Probablement le meilleur roman que j'ai jamais lu. Inspiré par le propre vécu de l'auteur, un plongeon dans l'atmosphère lourde des premières années de la révolution de 1917 en Russie, comme si on y était. La montée rapide du totalitarisme et de la perversion des consciences ; le renoncement des uns, le désespoir des autres et la condamnation sans appel des réfractaires. Nul autre ouvrage (et je lis pourtant beaucoup d'essais sur ce type de sujet) ne m'a paru aussi efficace pour mieux faire comprendre les processus menant à l'extinction des libertés individuelles, le lavement des cerveaux, le profond désespoir, l'anéantissement des volontés les plus farouches.

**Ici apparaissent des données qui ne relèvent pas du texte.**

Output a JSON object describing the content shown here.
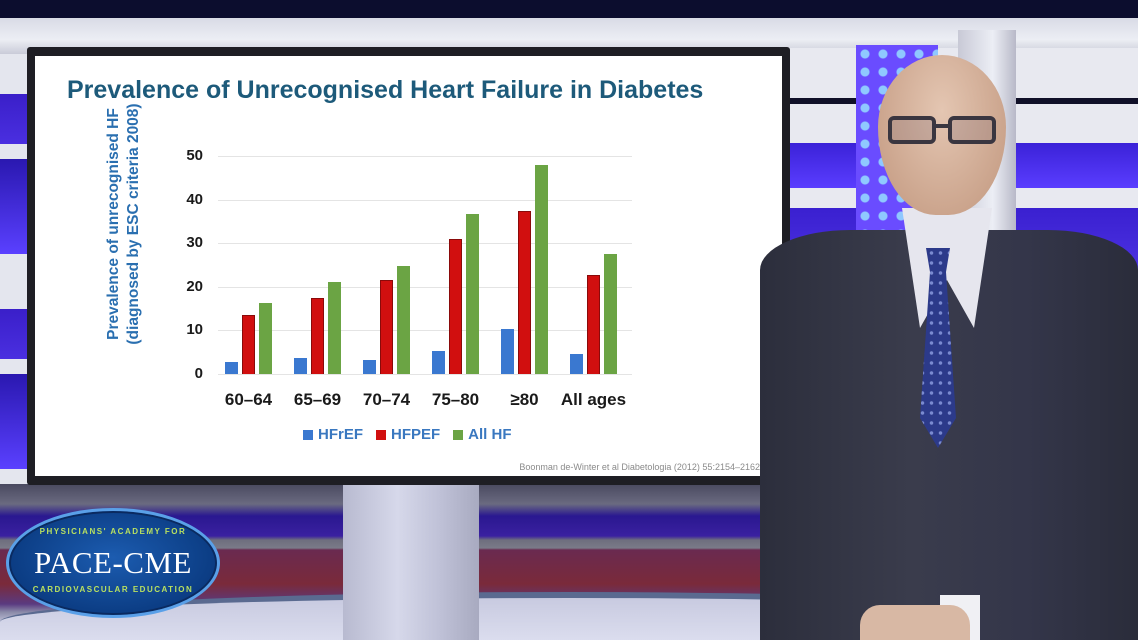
{
  "slide": {
    "title": "Prevalence of Unrecognised Heart Failure in Diabetes",
    "y_label_line1": "Prevalence of unrecognised HF",
    "y_label_line2": "(diagnosed by ESC criteria 2008)",
    "citation": "Boonman de-Winter et al Diabetologia (2012) 55:2154–2162"
  },
  "legend": [
    {
      "label": "HFrEF",
      "color": "#3a78d0"
    },
    {
      "label": "HFPEF",
      "color": "#d10f0f"
    },
    {
      "label": "All HF",
      "color": "#6ba444"
    }
  ],
  "logo": {
    "top_text": "PHYSICIANS' ACADEMY FOR",
    "main_text": "PACE-CME",
    "bottom_text": "CARDIOVASCULAR EDUCATION"
  },
  "chart_data": {
    "type": "bar",
    "title": "Prevalence of Unrecognised Heart Failure in Diabetes",
    "xlabel": "",
    "ylabel": "Prevalence of unrecognised HF (diagnosed by ESC criteria 2008)",
    "categories": [
      "60–64",
      "65–69",
      "70–74",
      "75–80",
      "≥80",
      "All ages"
    ],
    "series": [
      {
        "name": "HFrEF",
        "color": "#3a78d0",
        "values": [
          2.7,
          3.7,
          3.3,
          5.2,
          10.3,
          4.6
        ]
      },
      {
        "name": "HFPEF",
        "color": "#d10f0f",
        "values": [
          13.6,
          17.5,
          21.5,
          30.9,
          37.3,
          22.6
        ]
      },
      {
        "name": "All HF",
        "color": "#6ba444",
        "values": [
          16.4,
          21.2,
          24.8,
          36.6,
          47.9,
          27.5
        ]
      }
    ],
    "yticks": [
      0,
      10,
      20,
      30,
      40,
      50
    ],
    "ylim": [
      0,
      50
    ],
    "grid": true,
    "legend_position": "bottom",
    "source": "Boonman de-Winter et al Diabetologia (2012) 55:2154–2162"
  }
}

La description des sentiments, des psychologies individuelles et collectives est très fine ; les trahisons, corruptions des élites autoproclamées bien mises en lumière. Où l'on voit que la corruption l'emporte largement sur l'idéologie, les "purs" se voyant dépossédés de leurs illusions, même de leur vie. Un monde absurde, où l'on comprend mieux ce que représente l'idée de liberté et où il ne fait pas bon venir d'un milieu trop favorisé, ni avoir des pensées personnelles. Seule la collectivité compte, écrasant toute velleité personnelle. Chacun doit y consacrer sa vie entière, corps et âme, prêt à dénoncer n'importe quel proche ou membre de sa famille et à convertir ses rejetons dès leur plus jeune âge. Effrayant et pourtant authentique ô combien...
Et malgré tout cela, au-delà de tout cet environnement déprimant et impitoyable, où chacun semble lutter pour sa propre survie et n'est plus que l'ombre de lui-même, une sorte de mort vivant... une touche d'espoir, une petite lueur quelque part qui raccroche encore à la vie ; et c'est aussi la force de ce roman, qui vaut vraiment la peine d'être ardemment conseillé.
J'aimerais beaucoup que l'on en fasse un film, tant ces idées simples ont encore à gagner les esprits et les libertés fondamentales sont sans cesse menacées.